No entanto, Eugénio Rosa salienta que “o Governo tem justificado que isto acontece porque tem feito transferências extraordinárias, dizem, para fazer face à queda de contribuições, para compensação do sistema”. “Fizeram uma transferência extraordinária, que dizem que não está na lei de bases, de 894 milhões, e que no ano passado tinham feito outra de 1.329 milhões. Mas a despesa feita com o desemprego também diminuiu em cerca de 300 milhões de euros. Há uma redução da despesa e um aumento das receitas das contribuições”, afirma Eugénio Rosa ao OJE.

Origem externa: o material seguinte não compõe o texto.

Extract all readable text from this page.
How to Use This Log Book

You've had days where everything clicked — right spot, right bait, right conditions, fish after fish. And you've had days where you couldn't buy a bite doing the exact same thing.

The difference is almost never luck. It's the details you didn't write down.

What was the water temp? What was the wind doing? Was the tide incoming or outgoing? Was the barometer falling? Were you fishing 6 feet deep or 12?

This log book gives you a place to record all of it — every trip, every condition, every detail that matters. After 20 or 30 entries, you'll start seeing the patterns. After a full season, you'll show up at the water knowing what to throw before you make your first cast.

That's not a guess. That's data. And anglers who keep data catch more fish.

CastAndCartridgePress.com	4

Como funciona o IAS, o indexante dos apoios sociais
A Lei n.º 53-B/2006 de 29 de dezembro cria o indexante dos apoios sociais (IAS) e novas regras de atualização das pensões e outras prestações sociais do sistema de Segurança Social.
O IAS constitui o referencial determinante da fixação, cálculo e atualização dos apoios e outras despesas e das receitas da administração central do Estado, das Regiões Autónomas e das autarquias locais, qualquer que seja a sua natureza, previstos em actos legislativos ou regulamentares.

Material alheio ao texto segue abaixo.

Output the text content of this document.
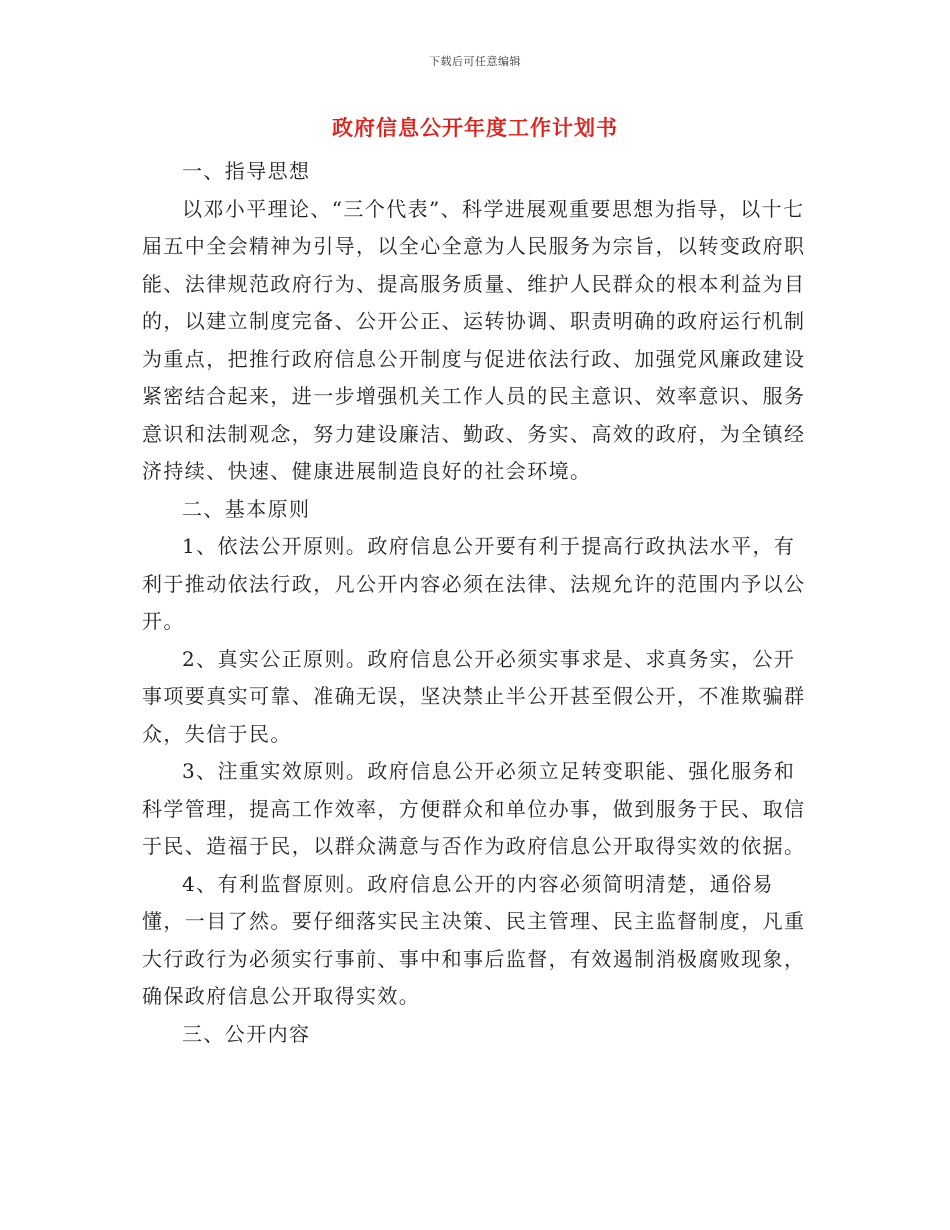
下载后可任意编辑
政府信息公开年度工作计划书

一、指导思想

以邓小平理论、“三个代表”、科学进展观重要思想为指导，以十七届五中全会精神为引导，以全心全意为人民服务为宗旨，以转变政府职能、法律规范政府行为、提高服务质量、维护人民群众的根本利益为目的，以建立制度完备、公开公正、运转协调、职责明确的政府运行机制为重点，把推行政府信息公开制度与促进依法行政、加强党风廉政建设紧密结合起来，进一步增强机关工作人员的民主意识、效率意识、服务意识和法制观念，努力建设廉洁、勤政、务实、高效的政府，为全镇经济持续、快速、健康进展制造良好的社会环境。

二、基本原则

1、依法公开原则。政府信息公开要有利于提高行政执法水平，有利于推动依法行政，凡公开内容必须在法律、法规允许的范围内予以公开。

2、真实公正原则。政府信息公开必须实事求是、求真务实，公开事项要真实可靠、准确无误，坚决禁止半公开甚至假公开，不准欺骗群众，失信于民。

3、注重实效原则。政府信息公开必须立足转变职能、强化服务和科学管理，提高工作效率，方便群众和单位办事，做到服务于民、取信于民、造福于民，以群众满意与否作为政府信息公开取得实效的依据。

4、有利监督原则。政府信息公开的内容必须简明清楚，通俗易懂，一目了然。要仔细落实民主决策、民主管理、民主监督制度，凡重大行政行为必须实行事前、事中和事后监督，有效遏制消极腐败现象，确保政府信息公开取得实效。

三、公开内容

O valor do IAS para cada ano é fixado por portaria conjunta dos membros do Governo responsáveis pelas áreas das Finanças e da Segurança Social, tendo por base o valor da retribuição mínima mensal garantida em vigor no ano anterior, atualizada pelo índice de preços no consumidor (IPC) sem habitação, correspondente à variação média dos últimos 12 meses, disponível em 30 de novembro anterior.
O valor do IAS é atualizado anualmente com efeitos a partir do dia 1 de Janeiro de cada ano, tendo em conta os seguintes indicadores de referência:
a) O crescimento real do produto interno bruto (PIB), correspondente à média da taxa do crescimento médio anual dos últimos dois anos, terminados no 3.º trimestre do ano anterior àquele a que se reporta a atualização ou no trimestre imediatamente anterior, se aquele não estiver disponível à data de 10 de Dezembro;
b) A variação média dos últimos 12 meses do IPC, sem habitação, disponível em 30 de Novembro do ano anterior ao que se reporta a atualização.
Para efeitos da lei, a variação anual do PIB é aquela que decorre entre o 4.º trimestre de um ano e o 3.º trimestre do ano seguinte.
A atualização prevista é efetuada nos seguintes termos:
a) Se a média do crescimento real do PIB for igual ou superior a 3%, a atualização do IAS corresponde ao IPC acrescido de 20% da taxa de crescimento real do PIB;
b) Se a média do crescimento real do PIB for igual ou superior a 2% e inferior a 3%, a actualização do IAS corresponde ao IPC acrescido de 20% da taxa de crescimento real do PIB, com o limite mínimo de 0,5 pontos percentuais acima do valor do IPC;
c) Se a média do crescimento real do PIB for inferior a 2%, a atualização do IAS corresponde ao IPC.
As taxas de atualização são arredondadas até à primeira casa decimal.
Segundo a lei “o valor das pensões atribuídas pelo sistema de Segurança Social é atualizado anualmente com efeitos a partir do dia 1 de Janeiro de cada ano”.
As pensões de valor compreendido entre uma vez e meia e seis vezes o valor do IAS são atualizadas de acordo com a seguinte regra:
a) Se a média do crescimento real do PIB for igual ou superior a 3%, a actualização corresponde ao IPC acrescido de 12,5% da taxa de crescimento real do PIB;
b) Se a média do crescimento real do PIB for igual ou superior a 2% e inferior a 3%, a atualização corresponde ao IPC;
c) Se a média do crescimento real do PIB for inferior a 2%, a atualização corresponde ao IPC deduzido de 0,5 pontos percentuais.
As pensões de valor superior a seis vezes o valor do IAS são atualizadas de acordo com a seguinte regra:
a) Se a média do crescimento real do PIB for igual ou superior a 3%, a atualização corresponde ao IPC;
b) Se a média do crescimento real do PIB for igual ou superior a 2% e inferior a 3%, a atualização corresponde ao IPC deduzido de 0,25 pontos percentuais;
c) Se a média do crescimento real do PIB for inferior a 2%, a atualização corresponde ao IPC deduzido de 0,75 pontos percentuais.
A presente lei está em vigor desde 1 de Janeiro de 2007.